As I continue on my 12-week run of Cognitive Processing Therapy (CPT), I am starting to experience its healing results.
I wrote: Cognitive Processing Therapy: A Path To Healing From Trauma as an introduction to CPT.
Below is a brief overview of CPT by the American Psychiatric Association:
Cognitive Processing Therapy (CPT) is a structured form of cognitive-behavioral therapy designed to help individuals process and overcome the
effects of trauma, particularly in treating Post-Traumatic Stress Disorder (PTSD).
Overview of CPT
CPT is generally delivered over 12 sessions and helps patients learn how to challenge and modify unhelpful beliefs related to the trauma. In so doing, the patient creates a new understanding and conceptualization of the traumatic event so that it reduces its ongoing negative effects on current life.
Stuck Points
Simply stated, but not easy to uncover, Stuck Points are beliefs as a result of trying to make sense of a traumatic event.
Stuck Points are an attempt to reconcile what happened by trying to figure out what I did wrong, as a way to prevent bad things from happening in the future.
Examples are:
“I must be on guard at all times”
“I can’t trust my judgment”
“People in authority will always hurt you”
The more I say something to myself, the more I come to believe it is a fact and the less I notice contradictory evidence.
These are STUCK POINTS – they prevent recovery.
Recovery means changing my beliefs about myself, others and the world to include new information: learning to accept that bad things, tragedies can happen to good people.

Discovering Stuck Points
CPT focuses on one traumatic event.
My therapist and I reviewed my history. From this history, I picked one tragic situation I struggle to reconcile.
I then made a list of my beliefs about myself, others and the world as a result of this traumatic event.
Stuck Points usually go like this:
“If I had done this, ….. Then that would not have happened.”
The next step is to start challenging these beliefs.
I struggle to find words to explain how incredibly healing this is.

CPT picks up momentum as it moves along.
I am still working on challenging my stuck points with these questions:
- What is the evidence against this Stuck Point?

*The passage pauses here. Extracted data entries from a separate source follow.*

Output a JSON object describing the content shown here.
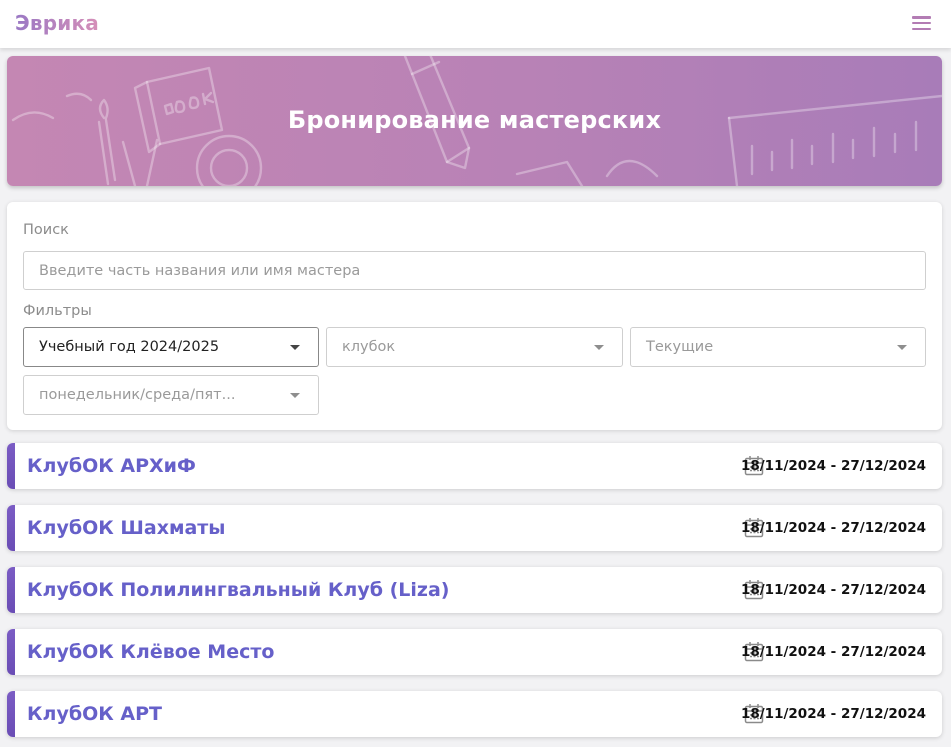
{
  "app": {
    "title": "Эврика"
  },
  "banner": {
    "title": "Бронирование мастерских"
  },
  "search": {
    "label": "Поиск",
    "placeholder": "Введите часть названия или имя мастера",
    "value": ""
  },
  "filters": {
    "label": "Фильтры",
    "school_year": "Учебный год 2024/2025",
    "club_type": "клубок",
    "period": "Текущие",
    "weekdays": "понедельник/среда/пят..."
  },
  "clubs": [
    {
      "name": "КлубОК АРХиФ",
      "dates": "18/11/2024 - 27/12/2024"
    },
    {
      "name": "КлубОК Шахматы",
      "dates": "18/11/2024 - 27/12/2024"
    },
    {
      "name": "КлубОК Полилингвальный Клуб (Liza)",
      "dates": "18/11/2024 - 27/12/2024"
    },
    {
      "name": "КлубОК Клёвое Место",
      "dates": "18/11/2024 - 27/12/2024"
    },
    {
      "name": "КлубОК АРТ",
      "dates": "18/11/2024 - 27/12/2024"
    }
  ],
  "icons": {
    "menu": "hamburger-menu-icon",
    "dropdown": "caret-down-icon",
    "date": "calendar-icon"
  },
  "colors": {
    "accent": "#6660c9",
    "accent_bar": "#7b5cc4",
    "banner_start": "#c487b3",
    "banner_end": "#a87cb8",
    "logo_start": "#9a78c4",
    "logo_end": "#d68fb8"
  }
}
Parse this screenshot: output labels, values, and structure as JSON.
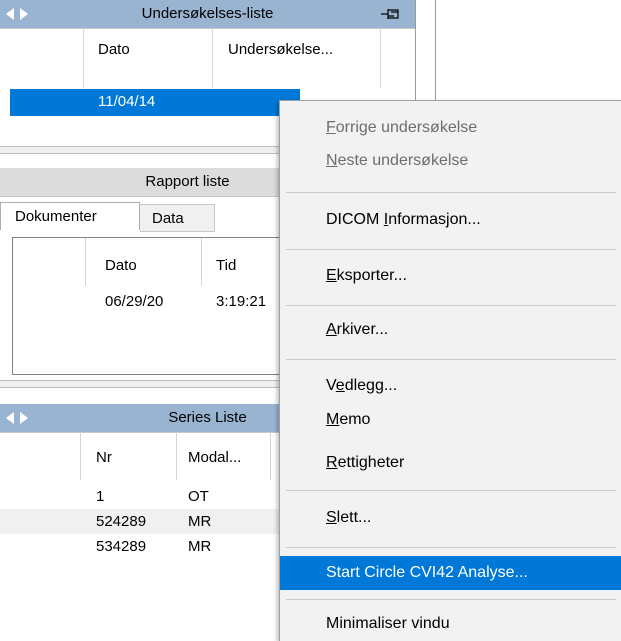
{
  "exam_panel": {
    "title": "Undersøkelses-liste",
    "columns": [
      "Dato",
      "Undersøkelse..."
    ],
    "rows": [
      {
        "dato": "11/04/14"
      }
    ]
  },
  "report_panel": {
    "title": "Rapport liste",
    "tabs": [
      "Dokumenter",
      "Data"
    ],
    "columns": [
      "Dato",
      "Tid"
    ],
    "rows": [
      {
        "dato": "06/29/20",
        "tid": "3:19:21"
      }
    ]
  },
  "series_panel": {
    "title": "Series Liste",
    "columns": [
      "Nr",
      "Modal..."
    ],
    "rows": [
      {
        "nr": "1",
        "modal": "OT"
      },
      {
        "nr": "524289",
        "modal": "MR"
      },
      {
        "nr": "534289",
        "modal": "MR"
      }
    ]
  },
  "context_menu": {
    "items": [
      {
        "label": "Forrige undersøkelse",
        "accel": "F",
        "rest": "orrige undersøkelse",
        "disabled": true
      },
      {
        "label": "Neste undersøkelse",
        "accel": "N",
        "rest": "este undersøkelse",
        "disabled": true
      },
      {
        "label": "DICOM Informasjon...",
        "pre": "DICOM ",
        "accel": "I",
        "rest": "nformasjon..."
      },
      {
        "label": "Eksporter...",
        "accel": "E",
        "rest": "ksporter..."
      },
      {
        "label": "Arkiver...",
        "accel": "A",
        "rest": "rkiver..."
      },
      {
        "label": "Vedlegg...",
        "pre": "V",
        "accel": "e",
        "rest": "dlegg..."
      },
      {
        "label": "Memo",
        "accel": "M",
        "rest": "emo"
      },
      {
        "label": "Rettigheter",
        "accel": "R",
        "rest": "ettigheter"
      },
      {
        "label": "Slett...",
        "accel": "S",
        "rest": "lett..."
      },
      {
        "label": "Start Circle CVI42 Analyse...",
        "highlighted": true
      },
      {
        "label": "Minimaliser vindu"
      }
    ]
  },
  "colors": {
    "selection": "#0078d7",
    "title_active": "#99b4d1",
    "title_inactive": "#dcdcdc",
    "menu_bg": "#f2f2f2",
    "disabled_text": "#6d6d6d"
  }
}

- What information are you not including about your Stuck Point?
- Does your Stuck Point include all-or-none terms (such as “all, “never”) or extreme words or phrases such as need, should, must, can’t or every time?
- In what way is your Stuck Point over-focused on just one piece of the event?
- How is the source of information for this Stuck point questionable?
- How is your Stuck point confusing something that is possible with something that is definite?
- In what way is your Stuck Point based on feelings, rather than facts?
My therapist and I review the answer together.
This is hard work, but the payoff is profound inner peace.